Et si Pokémon Go était tristement le jeu de la licence le plus réaliste, capitaliste et politique ?
S'il n'est presque plus besoin de présenter l'un des phénomènes des jeux pour smartphones de la précédente décennie il faut bien essayer d'analyser son évolution et ce qui l'a mené à sa forme actuelle. Car PkmnGo c'est un peu à la manière d'un No Man's Sky l'histoire d'un rêve et d'une réalisation sur la longueur et la douleur. Quand en 2016 nous est annoncé un jeu en réalité augmenté pour ENFIN pouvoir chasser des Pokémons dans le vrai monde, les perspectives sont infinies, la technologie beaucoup moins. S'il y a 10 ans les smartphones étaient déjà incroyablement compétents, le jeu se montrera vite énergivore, gourmand en stockage de données et en constant besoin d'améliorations techniques. Ce n'est pas la seule excuse au bridage du jeu dans ses jevnes années foylles bien évidemment. L'argument de la fidélisation en est un autre.
2016 c'est aussi l'année de l'apparition de la septième génération. Autant vous dire qu'on a donc déjà bouffé un paquet de chiens, cocons et autre oiseaux plus ou moins insignifiants et inspirés et qu'avec une carte grande comme LE MONDE on pouvait s'attendre à une distribution géographique généreuse. Mais PkmnGo n'est pas un jeu en boîte, qui s'achète une fois et se laisse ensuite apprécier, c'est un jeu pour mobile, qui au-delà de l'argent (on y reviendra bien évidemment), doit garder ses joueureuses. Et le constat est aussi simpliste que triste mais les développeureuses ne peuvent espérer garder suffisamment leur clientèle sans quelques carottes. Ainsi donc la seule distribution de la première génération aura quelque chose d'assez honteux puisqu'il faudra attendre plus de 7 mois pour que la G2 commence à apparaître. Et 150 pokémons, dans un jeu où les combats, l'histoire et la plupart des éléments emblématiques de la série et des jeux vidéos sont mis de côté, avec le gros de l'aventure qui se résume à du farming pour faire évoluer ses créatures, c'est vite peu. Un contenu rachitique donc, toujours débloqué au lance-pierre et qui va en plus jouer la carte du voyage de manière forte étrange.

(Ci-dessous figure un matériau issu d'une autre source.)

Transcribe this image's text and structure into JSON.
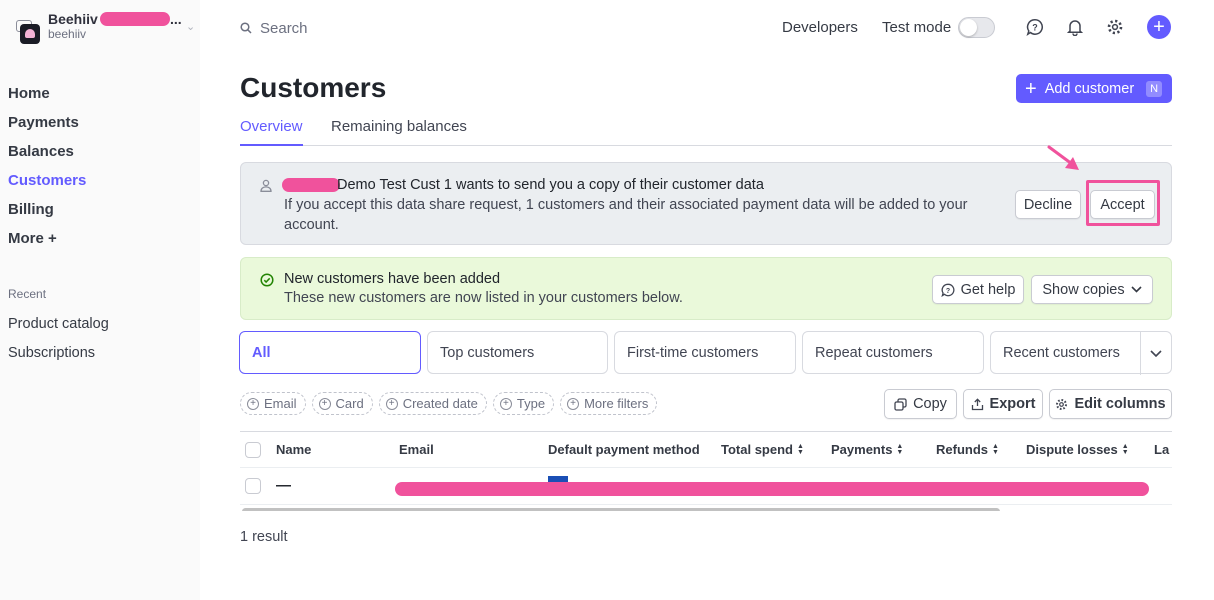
{
  "account": {
    "name": "Beehiiv",
    "ellipsis": "...",
    "sub": "beehiiv"
  },
  "sidebar": {
    "items": [
      {
        "label": "Home"
      },
      {
        "label": "Payments"
      },
      {
        "label": "Balances"
      },
      {
        "label": "Customers",
        "active": true
      },
      {
        "label": "Billing"
      },
      {
        "label": "More +"
      }
    ],
    "recent_heading": "Recent",
    "recent": [
      {
        "label": "Product catalog"
      },
      {
        "label": "Subscriptions"
      }
    ]
  },
  "topbar": {
    "search_placeholder": "Search",
    "developers": "Developers",
    "test_mode": "Test mode",
    "icons": [
      "help-icon",
      "bell-icon",
      "gear-icon",
      "plus-icon"
    ]
  },
  "page": {
    "title": "Customers",
    "add_button": "Add customer",
    "add_shortcut": "N",
    "tabs": [
      {
        "label": "Overview",
        "active": true
      },
      {
        "label": "Remaining balances"
      }
    ]
  },
  "share_banner": {
    "title": "Demo Test Cust 1 wants to send you a copy of their customer data",
    "description": "If you accept this data share request, 1 customers and their associated payment data will be added to your account.",
    "decline": "Decline",
    "accept": "Accept"
  },
  "success_banner": {
    "title": "New customers have been added",
    "description": "These new customers are now listed in your customers below.",
    "get_help": "Get help",
    "show_copies": "Show copies"
  },
  "segments": [
    {
      "label": "All",
      "active": true
    },
    {
      "label": "Top customers"
    },
    {
      "label": "First-time customers"
    },
    {
      "label": "Repeat customers"
    },
    {
      "label": "Recent customers"
    }
  ],
  "filters": [
    "Email",
    "Card",
    "Created date",
    "Type",
    "More filters"
  ],
  "actions": {
    "copy": "Copy",
    "export": "Export",
    "edit_columns": "Edit columns"
  },
  "table": {
    "columns": [
      "Name",
      "Email",
      "Default payment method",
      "Total spend",
      "Payments",
      "Refunds",
      "Dispute losses",
      "La"
    ],
    "rows": [
      {
        "name": "—"
      }
    ]
  },
  "result_count": "1 result",
  "colors": {
    "accent": "#635bff",
    "highlight": "#f0529c",
    "success_bg": "#eaf9da"
  }
}
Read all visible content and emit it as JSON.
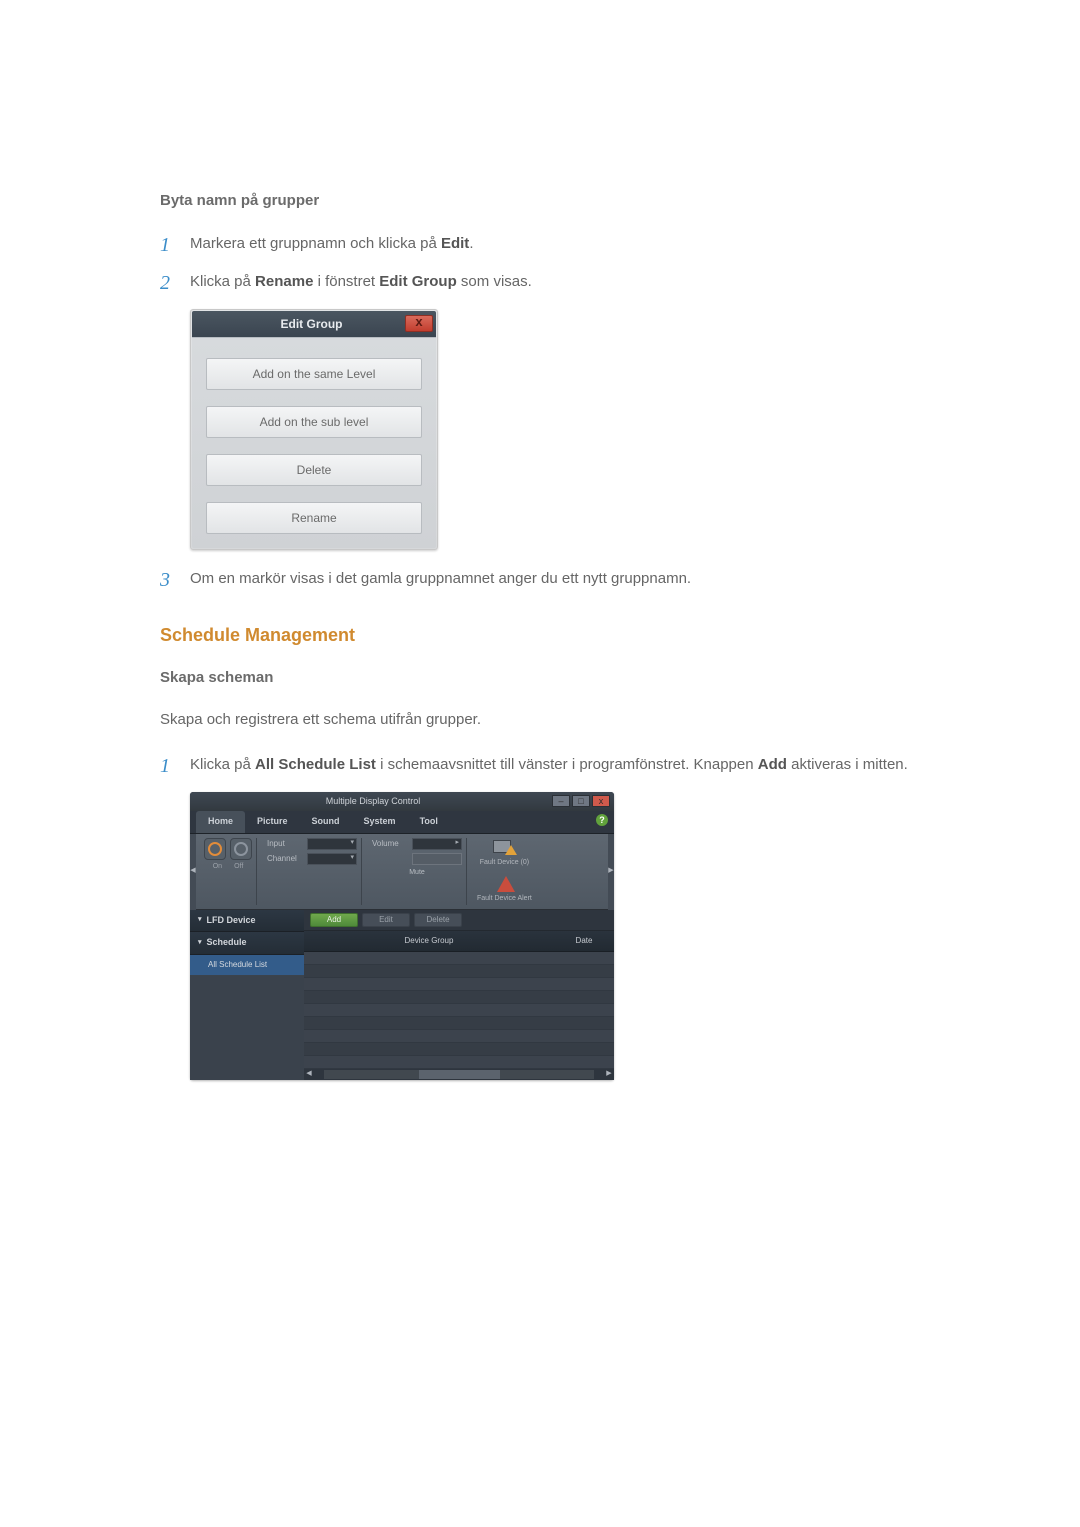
{
  "sub1_title": "Byta namn på grupper",
  "steps1": {
    "s1": {
      "pre": "Markera ett gruppnamn och klicka på ",
      "b1": "Edit",
      "post": "."
    },
    "s2": {
      "pre": "Klicka på ",
      "b1": "Rename",
      "mid": " i fönstret ",
      "b2": "Edit Group",
      "post": " som visas."
    }
  },
  "dialog": {
    "title": "Edit Group",
    "close": "x",
    "buttons": {
      "same": "Add on the same Level",
      "sub": "Add on the sub level",
      "delete": "Delete",
      "rename": "Rename"
    }
  },
  "steps1b": {
    "s3": "Om en markör visas i det gamla gruppnamnet anger du ett nytt gruppnamn."
  },
  "section2_title": "Schedule Management",
  "sub2_title": "Skapa scheman",
  "para2": "Skapa och registrera ett schema utifrån grupper.",
  "steps2": {
    "s1": {
      "pre": "Klicka på ",
      "b1": "All Schedule List",
      "mid": " i schemaavsnittet till vänster i programfönstret. Knappen ",
      "b2": "Add",
      "post": " aktiveras i mitten."
    }
  },
  "app": {
    "title": "Multiple Display Control",
    "tabs": {
      "home": "Home",
      "picture": "Picture",
      "sound": "Sound",
      "system": "System",
      "tool": "Tool"
    },
    "help": "?",
    "ribbon": {
      "on": "On",
      "off": "Off",
      "input": "Input",
      "channel": "Channel",
      "volume": "Volume",
      "mute": "Mute",
      "fault_info": "Fault Device (0)",
      "fault_alert": "Fault Device Alert"
    },
    "sidebar": {
      "lfd": "LFD Device",
      "schedule": "Schedule",
      "all_list": "All Schedule List"
    },
    "toolbar": {
      "add": "Add",
      "edit": "Edit",
      "delete": "Delete"
    },
    "columns": {
      "group": "Device Group",
      "date": "Date"
    }
  }
}
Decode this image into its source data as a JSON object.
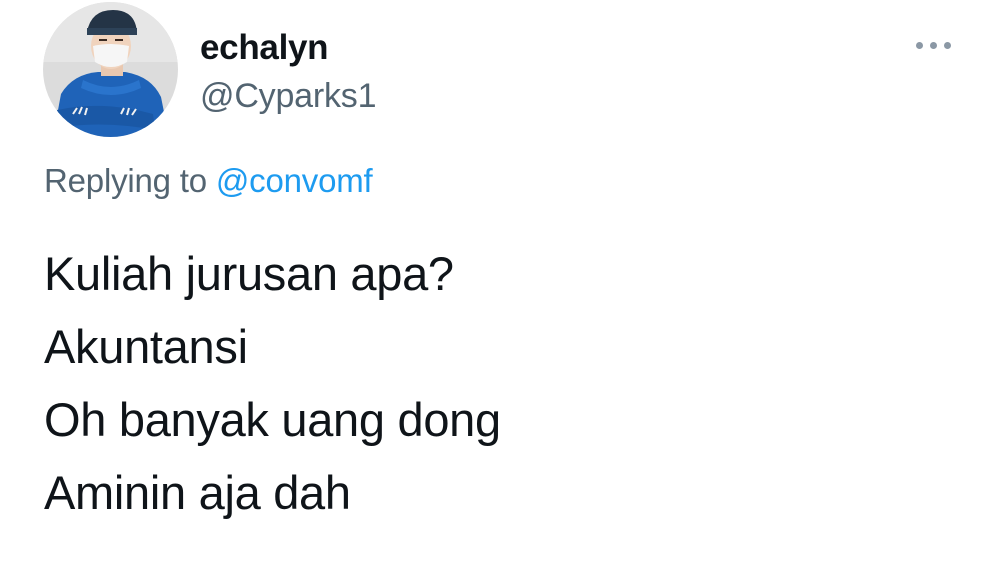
{
  "user": {
    "display_name": "echalyn",
    "handle": "@Cyparks1"
  },
  "header": {
    "more_icon": "more-horizontal-icon"
  },
  "reply": {
    "prefix": "Replying to",
    "mention": "@convomf"
  },
  "tweet": {
    "lines": [
      "Kuliah jurusan apa?",
      "Akuntansi",
      "Oh banyak uang dong",
      "Aminin aja dah"
    ]
  },
  "colors": {
    "text": "#0f1419",
    "secondary": "#536471",
    "link": "#1d9bf0",
    "icon": "#8b98a5",
    "background": "#ffffff"
  }
}
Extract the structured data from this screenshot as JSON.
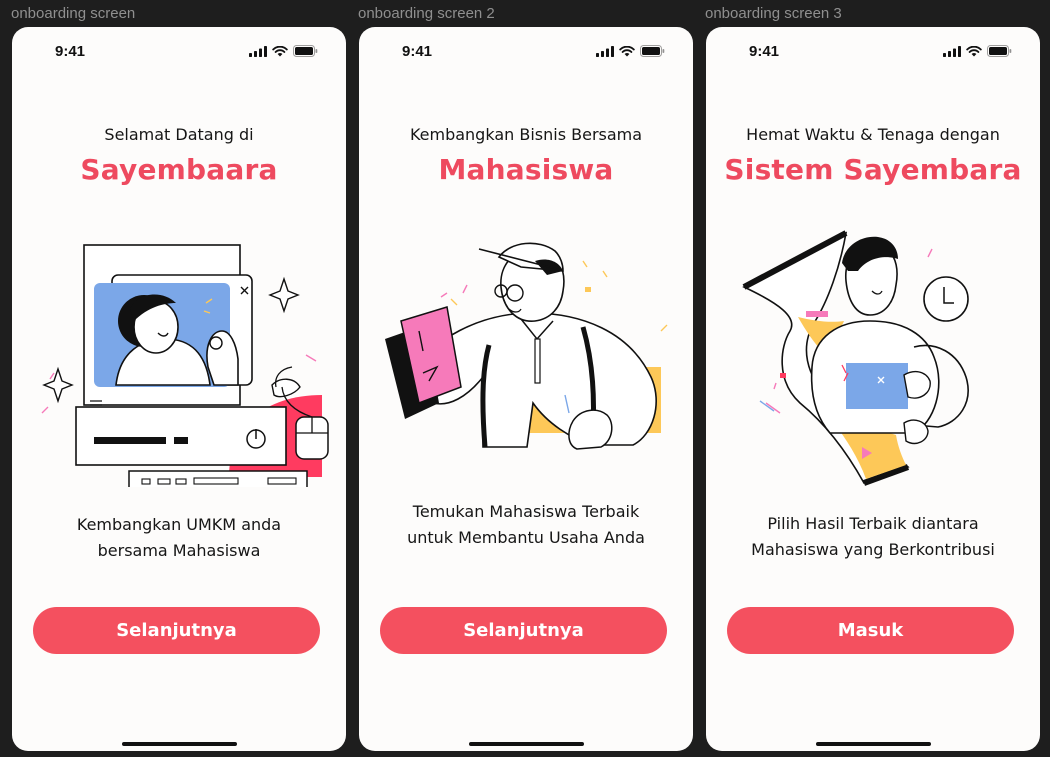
{
  "screens": [
    {
      "frame_label": "onboarding screen",
      "time": "9:41",
      "pre_title": "Selamat Datang di",
      "title": "Sayembaara",
      "description_line1": "Kembangkan UMKM anda",
      "description_line2": "bersama Mahasiswa",
      "button_label": "Selanjutnya",
      "illustration": "computer-video-call"
    },
    {
      "frame_label": "onboarding screen 2",
      "time": "9:41",
      "pre_title": "Kembangkan Bisnis Bersama",
      "title": "Mahasiswa",
      "description_line1": "Temukan Mahasiswa Terbaik",
      "description_line2": "untuk Membantu Usaha Anda",
      "button_label": "Selanjutnya",
      "illustration": "student-with-book"
    },
    {
      "frame_label": "onboarding screen 3",
      "time": "9:41",
      "pre_title": "Hemat Waktu & Tenaga dengan",
      "title": "Sistem Sayembara",
      "description_line1": "Pilih Hasil Terbaik diantara",
      "description_line2": "Mahasiswa yang Berkontribusi",
      "button_label": "Masuk",
      "illustration": "hourglass-person"
    }
  ],
  "colors": {
    "accent": "#ee4a5f",
    "button": "#f4505f",
    "background": "#1e1e1e",
    "screen": "#fdfcfb",
    "illustration_blue": "#7ba7e8",
    "illustration_yellow": "#fdc858",
    "illustration_pink": "#f67aba",
    "illustration_red": "#ff3b60"
  },
  "icons": [
    "signal-icon",
    "wifi-icon",
    "battery-icon"
  ]
}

On imagine le casse-tête qu'à du être la répartition des bestioles sur les divers continents. Le rêve, le vrai, c'était un Loklass diponible uniquement dans les lacs écossais, un Tauross dans les grandes plaines américaines et un Lipoutou dans les carnavals racist.. pardon traditionnels du nord de la France. Le jeu avait donc un concept fort à proposer quoi que peu écologique, devoir parcourir le monde entier pour remplir son pokédex. Et en fait c'est même le concept de tout l'univers Pokémon donc rien de surprenant. Et si on voulait réduire le bilan carbone il suffisait juste de mettre en place les échanges et ainsi connecter Rouen à Osaka ou Bridgeton. Sauf qu'encore une fois le jeu dans sa forme première est réduite à peau de chagrin, exit donc les échanges. Mais surtout le jeu de par sa forme mobile, a une volonté bien plus grande que d'être le meilleur opus de la saga, c'est celui d'être le plus accessible et donc populaire.
En s'adressant donc à l'ultra casual aussi bien qu'au nostalgique de la série télévisée (et peut-être joueureuse de Rouge/Bleu/Jaune), Niantic doit donc proposer une formule allégée et instantanément fun. Ainsi donc la majorité de la G1 est trouvable en effectuant quelques kilomètres, peu importe la région où on se trouve. Il y a bien des tentatives avec des pokémons eau plus présents près de points d'eau mais là encore problème et cette fois-ci de sécurité.
C'est bien beau de pouvoir capturer de la bêbête n'importe où mais vite le jeu se fait autant connaître pour son succès que pour les cas d'accidents divers et variés. On arrête donc de faire popper des monstres partout, une limitation de vitesse est imposée pour les petits malins en voiture, vélo ou train et donc la capture est moins compartimentée. A une exception et elle est bien curieuse. Car Niantic se rend bien compte que la communauté de fans est mondiale et va donc proposer des pokémons continentaux exclusifs. Ô joie l'Europe récupère Mr Mime parce que... la France et donc finalement la collectionnite aïgue trouve un challenge de taille. Au-delà de l'aspect cliché et qui réduit chaque continent à une carte postale animale il faut bien noter l'absence de l'Afrique. Alors on le sait, le continent bénéficie de la plus faible couverture réseau (facebook notamment proposait une version lite de son application à destination des pays qui avaient le moins de ressources en données) mais le rêve japonais en prend un coup. Et si l'idée est bien de faire valoir l'exception culturelle (ou spéciste tout du moins) des régions du globe on se doit aussi de rappeler que la formidable invention qu'est le zoo nous permet de pouvoir avoir à quelques heures de Paris des pandas, kangourous et autres félins en tout genre.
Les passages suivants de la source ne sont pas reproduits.